I would like to find the page number of certain string in a pdf document using pdfminer.six
. Here you can find some reproducible pdf document. We can use the extract_pages
function to find the number of pages and extract_text
to extract the text. But I'm not sure how to find the page of certain string. Imagine we want to find the page number of string "File 2", which is on page 2. According to his answer, we could use the page_numbers
argument from extract_pages
. Here is some code I tried:
from pdfminer.high_level import extract_pages, extract_text
file = 'sample.pdf'
for i in range(len(list(extract_pages(file)))):
extract_pages(file, page_numbers=i, maxpages=len(list(extract_pages(file))))
But now I don't understand how to get the page number of certain string, so I was wondering if anyone could explain how to get the page number of certain string in a pdf document?

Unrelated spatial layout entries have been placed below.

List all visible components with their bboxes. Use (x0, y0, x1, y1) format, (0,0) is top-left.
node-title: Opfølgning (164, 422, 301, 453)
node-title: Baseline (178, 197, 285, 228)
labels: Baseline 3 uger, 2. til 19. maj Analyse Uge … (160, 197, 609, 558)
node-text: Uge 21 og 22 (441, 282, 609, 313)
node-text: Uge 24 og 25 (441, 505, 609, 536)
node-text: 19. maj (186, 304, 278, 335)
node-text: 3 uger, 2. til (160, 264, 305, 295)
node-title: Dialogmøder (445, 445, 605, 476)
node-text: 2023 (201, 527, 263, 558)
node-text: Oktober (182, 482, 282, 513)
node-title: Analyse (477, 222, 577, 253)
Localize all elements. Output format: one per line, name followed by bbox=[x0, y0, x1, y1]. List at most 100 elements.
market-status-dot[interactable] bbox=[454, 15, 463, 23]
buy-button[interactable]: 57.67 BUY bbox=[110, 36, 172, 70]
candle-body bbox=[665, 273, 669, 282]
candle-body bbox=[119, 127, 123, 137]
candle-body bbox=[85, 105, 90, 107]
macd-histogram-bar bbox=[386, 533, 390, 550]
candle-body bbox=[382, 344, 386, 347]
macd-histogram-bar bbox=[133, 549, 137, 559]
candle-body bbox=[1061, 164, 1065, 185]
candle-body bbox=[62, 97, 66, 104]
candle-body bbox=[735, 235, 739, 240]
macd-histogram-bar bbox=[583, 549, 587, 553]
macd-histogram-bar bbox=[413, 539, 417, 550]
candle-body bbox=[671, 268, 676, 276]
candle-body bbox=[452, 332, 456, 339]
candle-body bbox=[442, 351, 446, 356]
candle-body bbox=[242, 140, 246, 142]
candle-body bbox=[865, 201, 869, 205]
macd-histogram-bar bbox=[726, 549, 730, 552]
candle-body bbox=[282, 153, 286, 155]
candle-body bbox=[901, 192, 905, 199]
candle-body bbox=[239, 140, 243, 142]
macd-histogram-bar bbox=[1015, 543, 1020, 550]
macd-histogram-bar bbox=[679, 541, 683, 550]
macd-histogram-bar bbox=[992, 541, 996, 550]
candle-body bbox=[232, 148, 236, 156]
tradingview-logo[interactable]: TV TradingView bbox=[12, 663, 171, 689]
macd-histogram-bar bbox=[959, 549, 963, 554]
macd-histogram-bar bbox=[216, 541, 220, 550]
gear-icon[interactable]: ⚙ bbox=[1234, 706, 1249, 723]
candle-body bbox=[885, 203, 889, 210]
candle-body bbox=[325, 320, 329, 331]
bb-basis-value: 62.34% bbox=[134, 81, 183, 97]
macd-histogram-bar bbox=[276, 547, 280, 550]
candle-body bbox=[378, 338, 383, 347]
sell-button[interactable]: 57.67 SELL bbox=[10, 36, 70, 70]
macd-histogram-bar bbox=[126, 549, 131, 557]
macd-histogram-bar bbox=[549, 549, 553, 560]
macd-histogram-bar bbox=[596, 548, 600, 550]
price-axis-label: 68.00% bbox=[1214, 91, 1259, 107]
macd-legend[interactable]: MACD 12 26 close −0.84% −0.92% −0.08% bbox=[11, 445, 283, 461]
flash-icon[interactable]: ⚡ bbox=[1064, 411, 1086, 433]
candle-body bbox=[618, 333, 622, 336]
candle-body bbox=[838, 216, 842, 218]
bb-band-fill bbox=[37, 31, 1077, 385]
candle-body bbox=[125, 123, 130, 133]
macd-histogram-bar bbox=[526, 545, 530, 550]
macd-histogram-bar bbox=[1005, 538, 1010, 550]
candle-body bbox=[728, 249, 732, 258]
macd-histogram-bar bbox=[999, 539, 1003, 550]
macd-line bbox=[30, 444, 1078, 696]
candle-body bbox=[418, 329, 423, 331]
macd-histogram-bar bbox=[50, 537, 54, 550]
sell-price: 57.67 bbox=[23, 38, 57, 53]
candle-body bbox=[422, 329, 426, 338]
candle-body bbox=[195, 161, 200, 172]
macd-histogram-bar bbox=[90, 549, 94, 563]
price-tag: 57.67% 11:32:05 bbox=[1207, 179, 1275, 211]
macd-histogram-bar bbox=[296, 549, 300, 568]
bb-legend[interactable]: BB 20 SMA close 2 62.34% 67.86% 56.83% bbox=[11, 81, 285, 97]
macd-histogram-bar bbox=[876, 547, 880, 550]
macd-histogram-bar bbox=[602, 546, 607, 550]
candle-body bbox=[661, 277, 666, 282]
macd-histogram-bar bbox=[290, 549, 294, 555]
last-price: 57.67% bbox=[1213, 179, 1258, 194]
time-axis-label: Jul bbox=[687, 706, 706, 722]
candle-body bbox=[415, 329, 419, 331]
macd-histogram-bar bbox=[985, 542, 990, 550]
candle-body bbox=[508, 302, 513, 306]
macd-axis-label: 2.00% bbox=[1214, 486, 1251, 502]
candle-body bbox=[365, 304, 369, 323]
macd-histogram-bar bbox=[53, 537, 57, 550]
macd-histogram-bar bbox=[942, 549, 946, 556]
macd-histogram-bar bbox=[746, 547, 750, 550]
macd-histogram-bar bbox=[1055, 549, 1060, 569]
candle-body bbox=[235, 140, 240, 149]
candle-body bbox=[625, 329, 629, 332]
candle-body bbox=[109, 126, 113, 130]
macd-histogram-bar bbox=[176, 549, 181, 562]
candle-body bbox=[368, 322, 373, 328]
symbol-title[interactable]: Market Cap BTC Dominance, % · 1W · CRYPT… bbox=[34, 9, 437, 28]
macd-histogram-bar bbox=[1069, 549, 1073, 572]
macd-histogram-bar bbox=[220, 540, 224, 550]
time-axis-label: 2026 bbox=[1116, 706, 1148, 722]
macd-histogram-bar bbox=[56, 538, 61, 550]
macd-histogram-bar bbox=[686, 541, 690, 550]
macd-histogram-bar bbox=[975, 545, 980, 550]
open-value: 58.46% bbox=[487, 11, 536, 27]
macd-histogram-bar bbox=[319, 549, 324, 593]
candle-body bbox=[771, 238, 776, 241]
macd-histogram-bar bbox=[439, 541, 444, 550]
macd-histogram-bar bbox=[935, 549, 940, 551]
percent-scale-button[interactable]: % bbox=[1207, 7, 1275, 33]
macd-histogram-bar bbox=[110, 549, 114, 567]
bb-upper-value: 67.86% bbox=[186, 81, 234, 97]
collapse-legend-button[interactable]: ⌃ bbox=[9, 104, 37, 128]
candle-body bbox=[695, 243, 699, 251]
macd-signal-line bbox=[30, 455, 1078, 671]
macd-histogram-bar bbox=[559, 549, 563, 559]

To find the page number of a certain string, you can search for the desired string in the extracted text using "extract_pages" function. When the string is found, you can record the page number.
Here's an example:
from pdfminer.high_level import extract_pages, extract_text
file = 'sample.pdf'
search_string = "abc"
for page_number, page in enumerate(extract_pages(file)):
for element in page:
page_text = element.get_text()
if search_string in page_text:
print(f"Found '{search_string}' on page {page_number + 1}")
This code will iterate through each page, extract the text, and search for the "abc" string. When the string is found, it will print the page number where the string is located.